OTTAWA - A leaked diplomatic cable says former British prime minister Gordon Brown complained to the Americans about the withdrawal of Canadian and Dutch troops from Afghanistan.

The document indicates Brown feared the departures would undermine public support for the war among NATO countries, particularly the United Kingdom.

Online whistleblower WikiLeaks released the U.S. diplomatic message, which also shows Brown fretting over which nation could replace the departing allies in Afghanistan's volatile south.

The leaked cable, from September 2009, provides a rare, behind-the-curtain peek at how Canada's closest allies viewed the decision to quit the fighting by July this year.

Prime Minister Stephen Harper and Defence Minister Peter MacKay have said they felt no pressure from either Washington or London to stay in Kandahar, and that allies respected Parliament's decision to leave.

They both maintained that position, even as Harper announced Canada would switch to a training mission in Kabul last November.

But the cable reveals an anxiety rarely voiced in public and suggests the U.S. tried to persuade Canada to station some troops at the provincial reconstruction base in Kandahar after combat operations ended.

Brown's comments were made during a visit to British and American soldiers in Helmand province in August 2009, and were made before the Obama administration decided to significantly raise American troop numbers.

U.S. Gen. Stanley McChrystal, who at the time commanded NATO forces in Afghanistan, warned the British prime minister that the situation was "serious and deteriorating," but that it could be turned around with more troops. McChrystal was pressuring Washington for an additional 40,000 soldiers.

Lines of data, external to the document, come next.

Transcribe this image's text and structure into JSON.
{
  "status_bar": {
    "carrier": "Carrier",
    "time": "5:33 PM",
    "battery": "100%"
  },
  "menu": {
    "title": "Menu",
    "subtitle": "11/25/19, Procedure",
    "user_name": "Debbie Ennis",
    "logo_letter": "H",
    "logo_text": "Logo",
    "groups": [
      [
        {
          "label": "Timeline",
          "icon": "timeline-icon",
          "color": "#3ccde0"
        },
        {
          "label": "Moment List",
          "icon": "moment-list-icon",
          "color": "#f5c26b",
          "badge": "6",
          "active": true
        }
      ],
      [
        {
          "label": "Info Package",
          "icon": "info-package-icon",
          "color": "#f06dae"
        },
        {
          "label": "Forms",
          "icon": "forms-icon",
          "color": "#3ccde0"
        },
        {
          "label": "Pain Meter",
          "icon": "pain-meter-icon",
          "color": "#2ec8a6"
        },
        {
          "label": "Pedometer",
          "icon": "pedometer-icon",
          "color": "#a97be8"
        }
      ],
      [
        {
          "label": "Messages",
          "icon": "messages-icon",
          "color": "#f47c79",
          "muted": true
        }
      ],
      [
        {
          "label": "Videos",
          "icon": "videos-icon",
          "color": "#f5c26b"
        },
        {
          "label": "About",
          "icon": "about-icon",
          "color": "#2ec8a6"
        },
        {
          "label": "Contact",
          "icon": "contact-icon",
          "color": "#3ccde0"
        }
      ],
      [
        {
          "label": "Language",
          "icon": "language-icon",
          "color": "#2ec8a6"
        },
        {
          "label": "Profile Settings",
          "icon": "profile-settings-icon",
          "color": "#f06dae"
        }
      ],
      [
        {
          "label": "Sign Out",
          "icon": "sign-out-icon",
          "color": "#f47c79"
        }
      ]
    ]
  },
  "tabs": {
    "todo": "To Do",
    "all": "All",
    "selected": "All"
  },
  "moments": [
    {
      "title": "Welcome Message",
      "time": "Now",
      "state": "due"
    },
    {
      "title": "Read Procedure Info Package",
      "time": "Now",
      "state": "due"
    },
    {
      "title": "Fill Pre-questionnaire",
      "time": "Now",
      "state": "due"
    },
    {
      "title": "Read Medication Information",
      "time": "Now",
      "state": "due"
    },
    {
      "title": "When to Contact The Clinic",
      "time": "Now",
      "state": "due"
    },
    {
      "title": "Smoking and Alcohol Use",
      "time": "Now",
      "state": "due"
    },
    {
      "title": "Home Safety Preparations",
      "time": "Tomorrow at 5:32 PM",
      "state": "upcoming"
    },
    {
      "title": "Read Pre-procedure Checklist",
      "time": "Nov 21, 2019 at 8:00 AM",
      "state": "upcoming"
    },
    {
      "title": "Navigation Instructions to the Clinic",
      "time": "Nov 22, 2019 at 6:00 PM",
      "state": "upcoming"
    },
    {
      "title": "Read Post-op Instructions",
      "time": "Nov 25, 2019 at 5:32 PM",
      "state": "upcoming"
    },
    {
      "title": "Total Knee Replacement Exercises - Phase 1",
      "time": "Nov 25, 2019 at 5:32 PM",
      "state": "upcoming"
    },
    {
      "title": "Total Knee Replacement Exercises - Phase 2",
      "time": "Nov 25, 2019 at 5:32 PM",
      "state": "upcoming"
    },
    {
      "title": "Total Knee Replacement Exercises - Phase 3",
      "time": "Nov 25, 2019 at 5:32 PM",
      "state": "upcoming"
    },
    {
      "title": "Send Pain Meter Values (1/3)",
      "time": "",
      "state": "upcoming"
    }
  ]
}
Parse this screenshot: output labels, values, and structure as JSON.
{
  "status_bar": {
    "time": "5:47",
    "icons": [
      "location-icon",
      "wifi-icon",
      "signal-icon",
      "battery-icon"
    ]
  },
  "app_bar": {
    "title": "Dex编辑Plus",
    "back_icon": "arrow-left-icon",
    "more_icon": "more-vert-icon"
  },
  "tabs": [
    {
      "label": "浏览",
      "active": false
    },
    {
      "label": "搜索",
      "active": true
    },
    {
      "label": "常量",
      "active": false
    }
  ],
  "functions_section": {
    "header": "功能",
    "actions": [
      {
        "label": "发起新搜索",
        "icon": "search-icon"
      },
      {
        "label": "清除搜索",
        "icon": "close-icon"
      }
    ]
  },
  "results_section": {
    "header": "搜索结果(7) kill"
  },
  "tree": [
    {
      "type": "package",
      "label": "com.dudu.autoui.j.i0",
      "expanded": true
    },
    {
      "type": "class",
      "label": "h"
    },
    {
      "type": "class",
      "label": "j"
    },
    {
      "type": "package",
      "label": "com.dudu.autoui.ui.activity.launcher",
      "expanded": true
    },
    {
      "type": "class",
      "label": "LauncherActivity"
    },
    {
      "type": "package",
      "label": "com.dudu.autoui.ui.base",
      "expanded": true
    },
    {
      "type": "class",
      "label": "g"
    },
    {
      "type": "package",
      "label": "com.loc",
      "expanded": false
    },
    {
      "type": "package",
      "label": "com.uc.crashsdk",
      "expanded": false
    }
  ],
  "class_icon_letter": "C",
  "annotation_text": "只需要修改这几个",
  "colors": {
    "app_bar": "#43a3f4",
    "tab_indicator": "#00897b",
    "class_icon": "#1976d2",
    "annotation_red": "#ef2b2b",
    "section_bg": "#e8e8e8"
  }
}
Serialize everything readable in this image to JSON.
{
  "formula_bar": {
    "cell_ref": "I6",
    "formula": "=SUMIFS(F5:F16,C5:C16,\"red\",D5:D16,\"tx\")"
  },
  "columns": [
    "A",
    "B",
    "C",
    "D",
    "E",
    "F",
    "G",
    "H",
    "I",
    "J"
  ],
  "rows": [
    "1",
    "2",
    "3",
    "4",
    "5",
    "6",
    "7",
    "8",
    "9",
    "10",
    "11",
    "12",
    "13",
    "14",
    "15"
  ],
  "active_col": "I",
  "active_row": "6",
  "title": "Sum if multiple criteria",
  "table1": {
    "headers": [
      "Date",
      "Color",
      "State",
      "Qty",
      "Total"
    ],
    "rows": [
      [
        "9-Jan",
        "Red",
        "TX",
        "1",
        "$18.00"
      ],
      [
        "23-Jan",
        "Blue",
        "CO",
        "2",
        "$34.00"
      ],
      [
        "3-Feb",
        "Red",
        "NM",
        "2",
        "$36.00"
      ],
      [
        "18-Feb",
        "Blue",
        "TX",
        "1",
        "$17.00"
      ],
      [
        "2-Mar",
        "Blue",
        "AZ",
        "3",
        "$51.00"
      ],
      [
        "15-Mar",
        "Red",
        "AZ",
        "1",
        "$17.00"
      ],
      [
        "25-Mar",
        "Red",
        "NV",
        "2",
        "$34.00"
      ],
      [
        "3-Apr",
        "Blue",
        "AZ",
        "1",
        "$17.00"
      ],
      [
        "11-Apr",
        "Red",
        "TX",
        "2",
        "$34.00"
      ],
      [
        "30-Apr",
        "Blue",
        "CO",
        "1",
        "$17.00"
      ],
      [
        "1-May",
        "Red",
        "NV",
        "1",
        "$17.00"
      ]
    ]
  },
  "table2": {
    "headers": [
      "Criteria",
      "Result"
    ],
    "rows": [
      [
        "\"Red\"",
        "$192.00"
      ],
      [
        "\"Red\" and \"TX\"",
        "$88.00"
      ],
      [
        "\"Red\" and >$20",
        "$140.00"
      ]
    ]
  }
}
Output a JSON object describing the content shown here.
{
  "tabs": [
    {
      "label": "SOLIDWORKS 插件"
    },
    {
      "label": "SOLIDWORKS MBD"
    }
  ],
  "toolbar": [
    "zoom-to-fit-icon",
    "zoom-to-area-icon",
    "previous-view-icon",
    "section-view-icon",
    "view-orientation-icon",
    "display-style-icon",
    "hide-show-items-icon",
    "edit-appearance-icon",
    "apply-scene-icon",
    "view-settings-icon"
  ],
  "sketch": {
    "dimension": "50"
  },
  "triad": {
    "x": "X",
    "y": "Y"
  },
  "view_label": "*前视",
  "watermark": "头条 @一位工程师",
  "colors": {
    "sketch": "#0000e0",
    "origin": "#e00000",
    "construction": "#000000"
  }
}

The general briefed Brown about the progress of the first American troop surge, which started in the spring of 2009, and plans to turn the war into a full-blown counter-insurgency struggle.

Brown wondered how the departures would affect the strategy.

"The PM said that if the Netherlands and CANADA (sic) left, public opinion in other countries, including his own, would suffer," said the diplomatic cable from the U.S. Embassy in Kabul.

A few months prior to the meeting, Brown had authorized an additional 1,000 British troops for the fight in Helmand, and had dispatched another 700 for temporary duty during the September 2009 Afghan presidential election.

Brown saw the weight of the war increasingly falling on U.S. and British shoulders and asked: "Would there be extra burden sharing by those who had done so little?"

The question appeared to be a backhanded swipe at Germany, Italy and Spain which, despite significant troop concentrations, refused to allow their troops to operate in the volatile south.

U.S. ambassador and former general Karl Eikenberry suggested keeping Canadian and Dutch provincial reconstruction bases in place as a way to persuade both countries to stay.

The Dutch went ahead with their withdrawal last year and, like Canada, have volunteered to help train the Afghan army and police.

The cable also alludes to some of the cracks in the relationship between Hamid Karzai and NATO, suggesting that the Afghan president "was still looking for a strong and lasting NATO and the U.S. security guarantee toward Afghanistan and the region while suspicious of our motivations and objectives."

Roland Paris, a foreign policy expert at the University of Ottawa, said there was always a disconnect between Canada's parliamentary motion, which explicitly stated troops must leave Kandahar, and the Harper's government policy of getting every soldier out of Afghanistan.

"Our allies were hoping the government of Canada would have a change of heart before the deadline and they might very well would have been working to encourage that change of heart," he said.

McChrystal's description of the situation as "deteriorating" in the fall of 2009 struck Paris as significant.

He said U.S. commanders are more often prepared to give you an unvarnished view of the war and where it was going, but added that at the time the general had surge plan to sell to a skeptical administration.